Further concessions followed; and in 1505 the faculty allowed the barbers to be inscribed on the dean's [{692}] register, and, after passing through an examination, to be formally received as scholars. They paid, however, for their lessons, and took an oath never to prescribe an internal remedy, but to have recourse to the doctors for the medical treatment of their patients. On these conditions the proudest of scientific corporations extended its protection to, and even took into a certain fellowship, a profession not only humble, but so much despised, that in Germany at that period barbers were not admitted into any trade corporation. The credit of the king's barber—an important personage, who enjoyed familiar opportunities for asking favors—had something perhaps to say to the prosperity of this trade in France. And the barbers continued to prosper; it was their interest, indeed, to keep well with the faculty, whose protecting hand once withdrawn, they would helplessly fall back under the cruel bondage of their old masters. But as time went on, they grew confident. The troubles of the League unhinged society, and for some years we find them neglecting to take the oath of fidelity. Meanwhile surgery had attained a proud position, and at the end of the sixteenth century was much in advance of the other sciences, both in its spirit of independent inquiry and in experimental practice.

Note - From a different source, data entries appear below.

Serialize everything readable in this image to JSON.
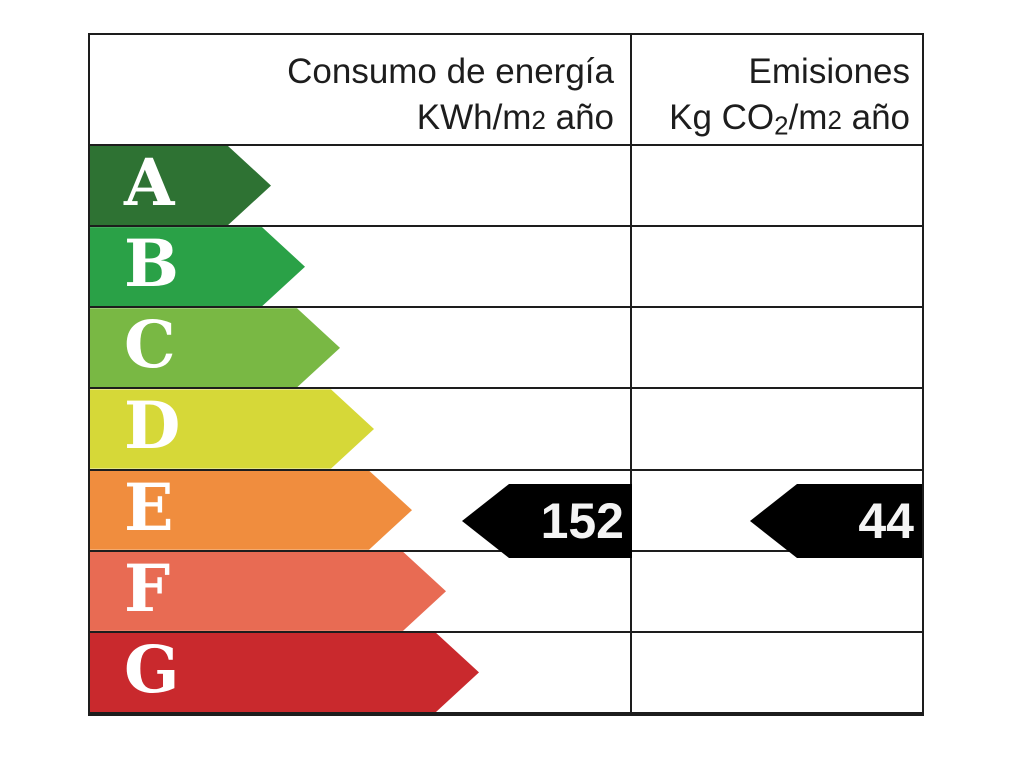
{
  "chart_data": {
    "type": "bar",
    "subtype": "energy-efficiency-label",
    "title": "",
    "legend": "none",
    "grid": "table-borders",
    "categories": [
      "A",
      "B",
      "C",
      "D",
      "E",
      "F",
      "G"
    ],
    "ratings": [
      {
        "letter": "A",
        "color": "#2e7233"
      },
      {
        "letter": "B",
        "color": "#2aa147"
      },
      {
        "letter": "C",
        "color": "#79b844"
      },
      {
        "letter": "D",
        "color": "#d6d838"
      },
      {
        "letter": "E",
        "color": "#f08d3e"
      },
      {
        "letter": "F",
        "color": "#e86b53"
      },
      {
        "letter": "G",
        "color": "#c9292d"
      }
    ],
    "selected_rating": "E",
    "columns": [
      {
        "label": "Consumo de energía",
        "unit": "KWh/m2 año",
        "unit_parts": [
          "KWh/m",
          "2",
          " año"
        ],
        "value": "152"
      },
      {
        "label": "Emisiones",
        "unit": "Kg CO2/m2 año",
        "unit_parts": [
          "Kg CO",
          "2",
          "/m",
          "2",
          " año"
        ],
        "value": "44"
      }
    ],
    "values": {
      "consumption_kwh_m2_year": 152,
      "emissions_kgco2_m2_year": 44
    },
    "value_arrow_color": "#000000",
    "text_color": "#1d1d1d",
    "border_color": "#1d1d1d"
  }
}
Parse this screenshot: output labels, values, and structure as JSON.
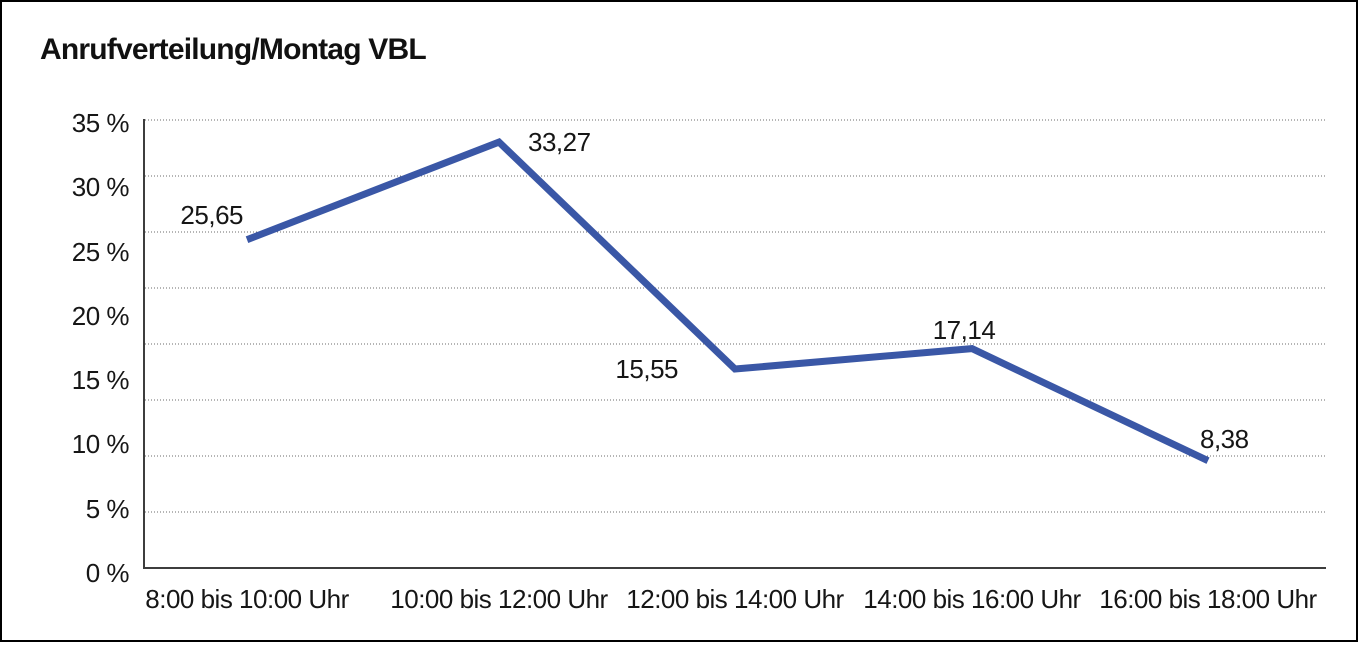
{
  "title": "Anrufverteilung/Montag VBL",
  "chart_data": {
    "type": "line",
    "title": "Anrufverteilung/Montag VBL",
    "categories": [
      "8:00 bis 10:00 Uhr",
      "10:00 bis 12:00 Uhr",
      "12:00 bis 14:00 Uhr",
      "14:00 bis 16:00 Uhr",
      "16:00 bis 18:00 Uhr"
    ],
    "values": [
      25.65,
      33.27,
      15.55,
      17.14,
      8.38
    ],
    "value_labels": [
      "25,65",
      "33,27",
      "15,55",
      "17,14",
      "8,38"
    ],
    "y_tick_labels": [
      "35 %",
      "30 %",
      "25 %",
      "20 %",
      "15 %",
      "10 %",
      "5 %",
      "0 %"
    ],
    "ylim": [
      0,
      35
    ],
    "xlabel": "",
    "ylabel": "",
    "grid": "horizontal-dotted",
    "legend": "none",
    "colors": {
      "line": "#3A57A6",
      "axis": "#3d3d3d",
      "gridline": "#6b6b6b",
      "text": "#161616",
      "frame": "#000000"
    }
  }
}
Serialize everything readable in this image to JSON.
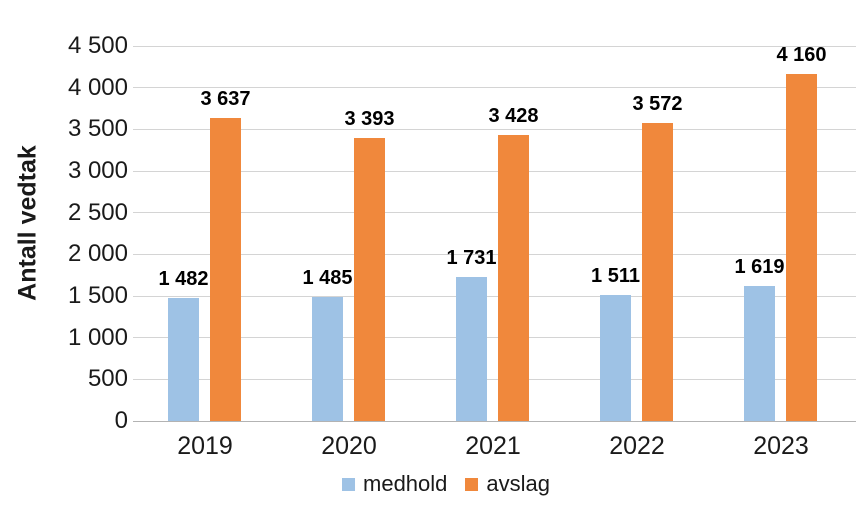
{
  "chart_data": {
    "type": "bar",
    "title": "",
    "xlabel": "",
    "ylabel": "Antall vedtak",
    "categories": [
      "2019",
      "2020",
      "2021",
      "2022",
      "2023"
    ],
    "series": [
      {
        "name": "medhold",
        "color": "#9EC2E5",
        "values": [
          1482,
          1485,
          1731,
          1511,
          1619
        ],
        "value_labels": [
          "1 482",
          "1 485",
          "1 731",
          "1 511",
          "1 619"
        ]
      },
      {
        "name": "avslag",
        "color": "#F0883C",
        "values": [
          3637,
          3393,
          3428,
          3572,
          4160
        ],
        "value_labels": [
          "3 637",
          "3 393",
          "3 428",
          "3 572",
          "4 160"
        ]
      }
    ],
    "ylim": [
      0,
      4500
    ],
    "ytick_step": 500,
    "ytick_labels": [
      "0",
      "500",
      "1 000",
      "1 500",
      "2 000",
      "2 500",
      "3 000",
      "3 500",
      "4 000",
      "4 500"
    ],
    "grid": true,
    "legend_position": "bottom",
    "colors": {
      "gridline": "#D4D4D4",
      "axis_line": "#B3B3B3",
      "text": "#1A1A1A",
      "data_label": "#000000"
    }
  }
}
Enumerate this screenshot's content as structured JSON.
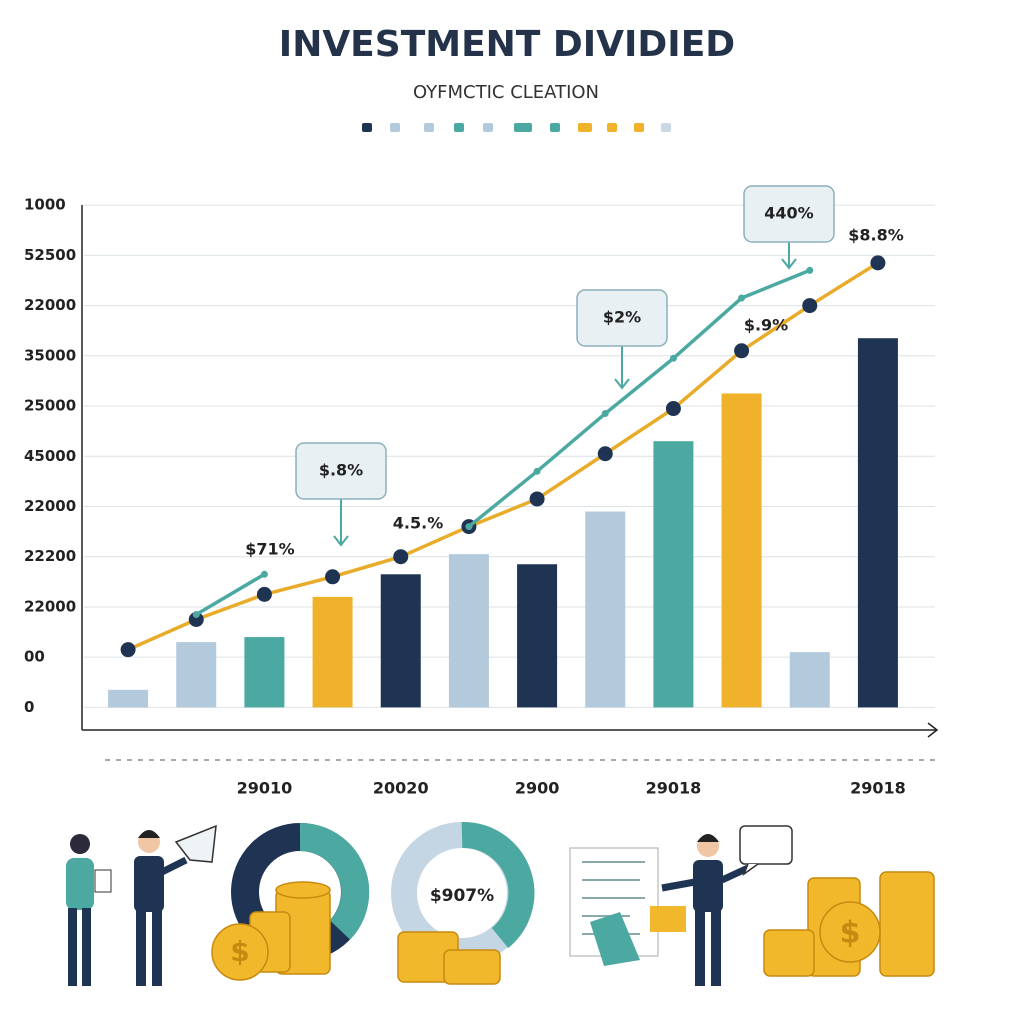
{
  "chart_data": {
    "type": "bar",
    "title": "INVESTMENT DIVIDIED",
    "subtitle": "OYFMCTIC CLEATION",
    "categories": [
      null,
      null,
      "29010",
      null,
      "20020",
      null,
      "2900",
      null,
      "29018",
      null,
      null,
      "29018"
    ],
    "values": [
      0.35,
      1.3,
      1.4,
      2.2,
      2.65,
      3.05,
      2.85,
      3.9,
      5.3,
      6.25,
      1.1,
      7.35
    ],
    "colors": [
      "#b3c9dc",
      "#b3c9dc",
      "#4ba9a1",
      "#f0b22a",
      "#1f3353",
      "#b3c9dc",
      "#1f3353",
      "#b3c9dc",
      "#4ba9a1",
      "#f0b22a",
      "#b3c9dc",
      "#1f3353"
    ],
    "lines": [
      {
        "color": "#e9ab2a",
        "values": [
          1.15,
          1.75,
          2.25,
          2.6,
          3.0,
          3.6,
          4.15,
          5.05,
          5.95,
          7.1,
          8.0,
          8.85
        ]
      },
      {
        "color": "#4ba9a1",
        "values": [
          null,
          1.85,
          2.65,
          null,
          null,
          3.6,
          4.7,
          5.85,
          6.95,
          8.15,
          8.7,
          null
        ]
      }
    ],
    "annotations": [
      "$.8%",
      "$2%",
      "440%",
      "$71%",
      "4.5.%",
      "$.9%",
      "$8.8%"
    ],
    "illustration_label": "$907%",
    "ylim": [
      -0.45,
      10.5
    ],
    "yticks": [
      0,
      {
        "value": 1,
        "label": "00"
      },
      {
        "value": 2,
        "label": "22000"
      },
      {
        "value": 3,
        "label": "22200"
      },
      {
        "value": 4,
        "label": "22000"
      },
      {
        "value": 5,
        "label": "45000"
      },
      {
        "value": 6,
        "label": "25000"
      },
      {
        "value": 7,
        "label": "35000"
      },
      {
        "value": 8,
        "label": "22000"
      },
      {
        "value": 9,
        "label": "52500"
      },
      {
        "value": 10,
        "label": "1000"
      }
    ],
    "grid": true
  }
}
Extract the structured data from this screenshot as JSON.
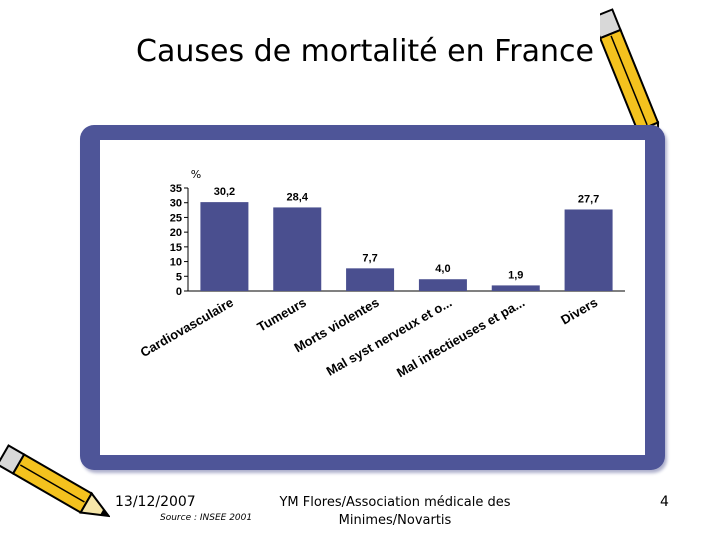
{
  "slide": {
    "title": "Causes de mortalité en France",
    "date": "13/12/2007",
    "source": "Source : INSEE 2001",
    "organization": "YM Flores/Association médicale des Minimes/Novartis",
    "page_number": "4"
  },
  "colors": {
    "frame": "#4e5598",
    "bar": "#4a4f8f",
    "pencil_body": "#f4c21e",
    "pencil_outline": "#000000"
  },
  "icons": [
    "pencil-icon",
    "pencil-icon"
  ],
  "chart_data": {
    "type": "bar",
    "ylabel": "%",
    "ylim": [
      0,
      35
    ],
    "yticks": [
      0,
      5,
      10,
      15,
      20,
      25,
      30,
      35
    ],
    "categories": [
      "Cardiovasculaire",
      "Tumeurs",
      "Morts violentes",
      "Mal syst nerveux et o...",
      "Mal infectieuses et pa...",
      "Divers"
    ],
    "values": [
      30.2,
      28.4,
      7.7,
      4.0,
      1.9,
      27.7
    ],
    "value_labels": [
      "30,2",
      "28,4",
      "7,7",
      "4,0",
      "1,9",
      "27,7"
    ],
    "grid": false,
    "legend": "none"
  }
}
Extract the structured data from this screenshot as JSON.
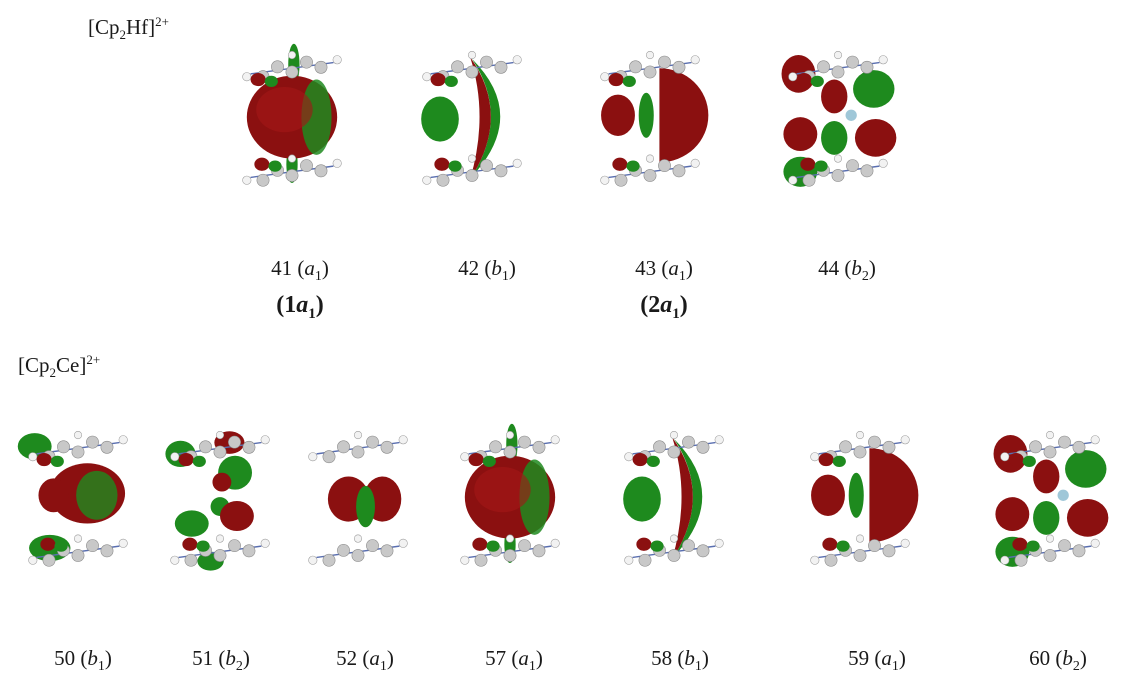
{
  "figure": {
    "row1_title": {
      "base": "[Cp",
      "sub": "2",
      "metal": "Hf]",
      "sup": "2+"
    },
    "row2_title": {
      "base": "[Cp",
      "sub": "2",
      "metal": "Ce]",
      "sup": "2+"
    },
    "colors": {
      "positive_lobe": "#8b1010",
      "negative_lobe": "#1e8a1e",
      "carbon": "#c8c8c8",
      "hydrogen": "#f2f2f2",
      "bond": "#5a6fb0"
    },
    "row1_orbitals": [
      {
        "num": "41",
        "sym": "a",
        "sub": "1",
        "shape": "sphere"
      },
      {
        "num": "42",
        "sym": "b",
        "sub": "1",
        "shape": "crescent"
      },
      {
        "num": "43",
        "sym": "a",
        "sub": "1",
        "shape": "lateral"
      },
      {
        "num": "44",
        "sym": "b",
        "sub": "2",
        "shape": "clover"
      }
    ],
    "row1_extra": [
      {
        "num": "1",
        "sym": "a",
        "sub": "1"
      },
      {
        "num": "2",
        "sym": "a",
        "sub": "1"
      }
    ],
    "row2_orbitals": [
      {
        "num": "50",
        "sym": "b",
        "sub": "1",
        "shape": "ring"
      },
      {
        "num": "51",
        "sym": "b",
        "sub": "2",
        "shape": "ring2"
      },
      {
        "num": "52",
        "sym": "a",
        "sub": "1",
        "shape": "small"
      },
      {
        "num": "57",
        "sym": "a",
        "sub": "1",
        "shape": "sphere"
      },
      {
        "num": "58",
        "sym": "b",
        "sub": "1",
        "shape": "crescent"
      },
      {
        "num": "59",
        "sym": "a",
        "sub": "1",
        "shape": "lateral"
      },
      {
        "num": "60",
        "sym": "b",
        "sub": "2",
        "shape": "clover"
      }
    ]
  }
}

Many eminent names illustrate its annals at this period. At the head of the corporation was Ambroise Paré, the restorer—we might almost say the creator—of modern surgery. He had been a barber's boy in his youth, and still treated his old associates with much consideration. Perhaps this honorable notice helped to turn their heads a little, for they actually began to set up school for themselves, and to maintain theses. This got them a snub from the faculty, and a prohibition from parliament, which recalled to their recollection the ancient statute which permitted their intervention only "pro furunculis, bocchiis, et apostumatibus. " But the time was past for enforcing such laws; every day the barbers more and more emancipated themselves from thraldom; and in 1629 they obtained the right of having their receptions presided over by the king's barber or by his lieutenant.